OpenSMax: Unknown Domain Generation Algorithm Detection

  • Yao Lai
  • Guolou Ping
  • Yuexin Wu
  • Chenhui Lu
  • Xiaojun Ye

Botnet has become one of the most frequent attack patterns in cyberspace, and most of them are concerned with Domain Generation Algorithms (DGAs). Therefore, many researchers have proposed various machine learning models for DGA domain name detection, but how to detect unknown classes of DGA domain names (unknown DGAs) is still a challenging problem. In fact, the problem of detecting unknown classes is also called open set recognition problem.

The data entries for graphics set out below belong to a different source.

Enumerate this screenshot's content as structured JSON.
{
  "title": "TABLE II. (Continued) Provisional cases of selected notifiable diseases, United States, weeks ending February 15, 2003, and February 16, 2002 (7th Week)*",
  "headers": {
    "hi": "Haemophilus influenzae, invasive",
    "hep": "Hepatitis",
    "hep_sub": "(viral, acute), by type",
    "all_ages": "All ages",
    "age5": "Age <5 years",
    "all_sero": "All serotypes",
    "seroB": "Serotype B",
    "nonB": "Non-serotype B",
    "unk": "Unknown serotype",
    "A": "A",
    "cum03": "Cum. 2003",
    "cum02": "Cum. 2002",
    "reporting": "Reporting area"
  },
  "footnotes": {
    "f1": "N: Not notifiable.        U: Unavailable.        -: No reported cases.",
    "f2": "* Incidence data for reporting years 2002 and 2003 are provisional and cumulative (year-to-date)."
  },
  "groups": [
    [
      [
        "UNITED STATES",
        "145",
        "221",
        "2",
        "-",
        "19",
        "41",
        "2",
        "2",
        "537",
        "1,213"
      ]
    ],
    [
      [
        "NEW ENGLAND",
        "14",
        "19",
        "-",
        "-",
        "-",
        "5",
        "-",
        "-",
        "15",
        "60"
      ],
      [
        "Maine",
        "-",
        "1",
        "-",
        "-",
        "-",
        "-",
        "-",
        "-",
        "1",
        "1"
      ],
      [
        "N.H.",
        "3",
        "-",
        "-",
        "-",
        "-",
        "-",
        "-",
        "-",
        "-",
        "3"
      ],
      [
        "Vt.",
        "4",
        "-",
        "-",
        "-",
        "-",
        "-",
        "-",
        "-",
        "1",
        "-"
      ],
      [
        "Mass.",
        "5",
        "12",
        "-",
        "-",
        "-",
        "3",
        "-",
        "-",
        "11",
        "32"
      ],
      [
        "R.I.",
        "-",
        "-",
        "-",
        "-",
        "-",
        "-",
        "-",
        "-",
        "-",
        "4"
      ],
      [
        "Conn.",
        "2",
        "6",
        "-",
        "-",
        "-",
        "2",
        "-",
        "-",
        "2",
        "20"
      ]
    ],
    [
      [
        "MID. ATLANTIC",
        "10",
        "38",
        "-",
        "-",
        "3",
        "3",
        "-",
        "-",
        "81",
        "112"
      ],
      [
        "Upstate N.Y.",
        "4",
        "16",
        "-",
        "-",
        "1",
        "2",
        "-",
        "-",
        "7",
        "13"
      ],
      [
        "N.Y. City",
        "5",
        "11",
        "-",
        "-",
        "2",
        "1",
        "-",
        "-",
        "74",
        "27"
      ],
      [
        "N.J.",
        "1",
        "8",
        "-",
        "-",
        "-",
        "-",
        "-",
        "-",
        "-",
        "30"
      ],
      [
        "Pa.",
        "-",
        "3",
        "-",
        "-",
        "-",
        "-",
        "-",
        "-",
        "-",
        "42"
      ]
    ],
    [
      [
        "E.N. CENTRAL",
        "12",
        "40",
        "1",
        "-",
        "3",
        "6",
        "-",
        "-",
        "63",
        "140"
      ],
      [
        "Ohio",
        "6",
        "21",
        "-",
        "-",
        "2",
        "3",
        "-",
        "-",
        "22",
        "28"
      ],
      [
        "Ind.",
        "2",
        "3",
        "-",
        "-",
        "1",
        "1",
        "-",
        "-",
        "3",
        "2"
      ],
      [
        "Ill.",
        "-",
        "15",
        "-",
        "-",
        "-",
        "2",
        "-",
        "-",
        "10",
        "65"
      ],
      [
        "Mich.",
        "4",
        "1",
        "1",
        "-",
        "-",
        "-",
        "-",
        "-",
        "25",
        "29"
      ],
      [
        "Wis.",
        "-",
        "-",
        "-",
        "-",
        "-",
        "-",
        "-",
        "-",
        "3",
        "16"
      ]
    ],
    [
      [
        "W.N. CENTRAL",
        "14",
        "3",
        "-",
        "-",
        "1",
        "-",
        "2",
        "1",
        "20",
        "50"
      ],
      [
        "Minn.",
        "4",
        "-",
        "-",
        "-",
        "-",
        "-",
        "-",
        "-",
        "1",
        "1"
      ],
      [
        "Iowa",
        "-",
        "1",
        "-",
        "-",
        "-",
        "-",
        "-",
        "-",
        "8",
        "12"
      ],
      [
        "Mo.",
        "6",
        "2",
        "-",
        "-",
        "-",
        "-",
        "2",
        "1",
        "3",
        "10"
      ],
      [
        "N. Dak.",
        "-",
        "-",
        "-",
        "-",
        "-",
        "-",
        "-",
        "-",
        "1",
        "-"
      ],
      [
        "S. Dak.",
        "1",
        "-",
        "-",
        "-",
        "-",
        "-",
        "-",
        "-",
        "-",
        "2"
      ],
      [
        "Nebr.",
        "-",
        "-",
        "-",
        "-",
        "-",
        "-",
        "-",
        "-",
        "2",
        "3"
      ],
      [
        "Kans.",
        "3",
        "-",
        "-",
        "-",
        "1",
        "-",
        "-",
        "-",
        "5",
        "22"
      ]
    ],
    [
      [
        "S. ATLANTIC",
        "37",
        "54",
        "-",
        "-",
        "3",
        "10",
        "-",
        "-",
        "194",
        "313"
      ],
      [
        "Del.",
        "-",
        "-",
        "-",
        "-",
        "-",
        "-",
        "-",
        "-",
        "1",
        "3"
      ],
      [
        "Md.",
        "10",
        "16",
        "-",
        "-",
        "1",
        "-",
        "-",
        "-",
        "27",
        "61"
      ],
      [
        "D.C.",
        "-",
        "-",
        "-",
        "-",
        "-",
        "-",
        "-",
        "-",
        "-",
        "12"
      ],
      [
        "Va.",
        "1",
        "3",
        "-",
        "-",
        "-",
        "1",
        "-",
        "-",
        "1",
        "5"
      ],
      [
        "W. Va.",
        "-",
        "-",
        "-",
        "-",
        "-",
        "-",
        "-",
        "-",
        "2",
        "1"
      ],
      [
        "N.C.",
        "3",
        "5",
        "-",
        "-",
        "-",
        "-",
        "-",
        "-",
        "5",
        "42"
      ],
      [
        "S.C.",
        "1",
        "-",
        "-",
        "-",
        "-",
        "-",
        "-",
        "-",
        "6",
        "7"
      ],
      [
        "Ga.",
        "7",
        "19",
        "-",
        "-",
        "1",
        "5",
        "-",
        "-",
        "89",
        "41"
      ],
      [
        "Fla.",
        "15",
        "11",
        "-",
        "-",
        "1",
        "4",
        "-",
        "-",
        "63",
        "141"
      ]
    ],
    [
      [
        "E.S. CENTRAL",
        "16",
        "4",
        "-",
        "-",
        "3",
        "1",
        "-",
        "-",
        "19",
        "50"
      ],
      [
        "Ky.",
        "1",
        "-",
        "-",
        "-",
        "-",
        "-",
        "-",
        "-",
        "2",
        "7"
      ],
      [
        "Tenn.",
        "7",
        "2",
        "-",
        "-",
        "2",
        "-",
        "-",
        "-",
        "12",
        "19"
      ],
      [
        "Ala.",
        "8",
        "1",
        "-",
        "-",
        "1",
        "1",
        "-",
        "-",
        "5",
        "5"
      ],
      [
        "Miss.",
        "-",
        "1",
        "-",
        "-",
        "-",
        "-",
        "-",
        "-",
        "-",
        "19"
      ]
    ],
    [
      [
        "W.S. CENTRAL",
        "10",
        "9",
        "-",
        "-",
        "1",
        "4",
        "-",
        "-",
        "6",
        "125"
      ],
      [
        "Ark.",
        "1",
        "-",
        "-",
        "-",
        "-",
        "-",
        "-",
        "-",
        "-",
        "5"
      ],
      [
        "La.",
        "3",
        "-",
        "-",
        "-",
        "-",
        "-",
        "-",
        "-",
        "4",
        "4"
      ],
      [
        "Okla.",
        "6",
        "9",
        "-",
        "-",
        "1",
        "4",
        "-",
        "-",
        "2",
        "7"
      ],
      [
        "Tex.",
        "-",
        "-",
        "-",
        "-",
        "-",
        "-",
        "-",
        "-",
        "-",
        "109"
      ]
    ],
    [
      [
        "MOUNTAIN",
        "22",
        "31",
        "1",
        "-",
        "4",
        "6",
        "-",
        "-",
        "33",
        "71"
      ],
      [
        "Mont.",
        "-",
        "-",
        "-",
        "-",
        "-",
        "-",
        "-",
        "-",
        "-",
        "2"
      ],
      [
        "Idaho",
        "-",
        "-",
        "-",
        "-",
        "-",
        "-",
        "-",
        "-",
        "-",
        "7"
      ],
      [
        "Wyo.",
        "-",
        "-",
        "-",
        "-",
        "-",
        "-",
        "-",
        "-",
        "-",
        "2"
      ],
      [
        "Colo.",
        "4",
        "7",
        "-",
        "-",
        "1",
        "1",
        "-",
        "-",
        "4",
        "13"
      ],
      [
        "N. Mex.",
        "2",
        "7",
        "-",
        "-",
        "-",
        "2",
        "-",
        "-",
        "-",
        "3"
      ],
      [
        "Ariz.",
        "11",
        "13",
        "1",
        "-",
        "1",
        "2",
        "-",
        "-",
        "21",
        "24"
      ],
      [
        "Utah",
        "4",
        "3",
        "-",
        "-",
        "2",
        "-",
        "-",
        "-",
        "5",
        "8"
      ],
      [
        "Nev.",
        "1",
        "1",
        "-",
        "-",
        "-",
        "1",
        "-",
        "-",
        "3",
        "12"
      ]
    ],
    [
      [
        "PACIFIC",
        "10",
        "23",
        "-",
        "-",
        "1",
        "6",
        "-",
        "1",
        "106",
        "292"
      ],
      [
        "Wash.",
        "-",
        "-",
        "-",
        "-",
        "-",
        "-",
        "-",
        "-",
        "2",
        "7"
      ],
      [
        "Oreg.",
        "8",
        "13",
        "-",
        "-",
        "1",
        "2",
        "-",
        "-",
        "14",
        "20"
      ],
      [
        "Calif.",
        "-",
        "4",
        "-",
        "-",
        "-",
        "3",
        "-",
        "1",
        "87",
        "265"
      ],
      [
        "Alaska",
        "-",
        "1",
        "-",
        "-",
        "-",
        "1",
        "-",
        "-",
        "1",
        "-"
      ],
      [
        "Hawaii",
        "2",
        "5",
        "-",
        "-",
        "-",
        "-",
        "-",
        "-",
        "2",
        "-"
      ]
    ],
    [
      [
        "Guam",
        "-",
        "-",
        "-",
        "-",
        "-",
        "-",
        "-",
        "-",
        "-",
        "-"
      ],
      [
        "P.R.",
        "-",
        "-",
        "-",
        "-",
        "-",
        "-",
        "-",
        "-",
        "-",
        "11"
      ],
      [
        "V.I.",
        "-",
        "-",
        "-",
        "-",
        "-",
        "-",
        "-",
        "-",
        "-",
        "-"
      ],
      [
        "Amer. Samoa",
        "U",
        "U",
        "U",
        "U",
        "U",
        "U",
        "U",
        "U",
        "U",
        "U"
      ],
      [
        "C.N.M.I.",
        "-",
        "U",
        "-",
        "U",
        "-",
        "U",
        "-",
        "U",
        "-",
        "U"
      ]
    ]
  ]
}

To tackle this issue, we propose a novel classification model OpenSMax which can not only detect various DGA domain names but also classify them into known and unknown classes of DGAs. In this model, we use the one-hot encoding method and the Long Short-Term Memory (LSTM) model to extract the features of the Top Level Domain (TLD) and the Second Level Domain (SLD) respectively. Then, these two feature categories are concatenated and propagated forwards by two fully connected layers for known DGA domain name detection and classification. Finally, both the openmax layer (the layer before the softmax layer) and the softmax layer are used to build One-Class Support Vector Machine (SVM) models for unknown classes recognition. In our experiments, OpenSMax model outperforms the state-of-art methods both in known and unknown DGA domain names detection tasks. Also, OpenSMax provides a bounded open space risk in theory, and therefore it formally provides an effective solution for unknown DGA domain name detection.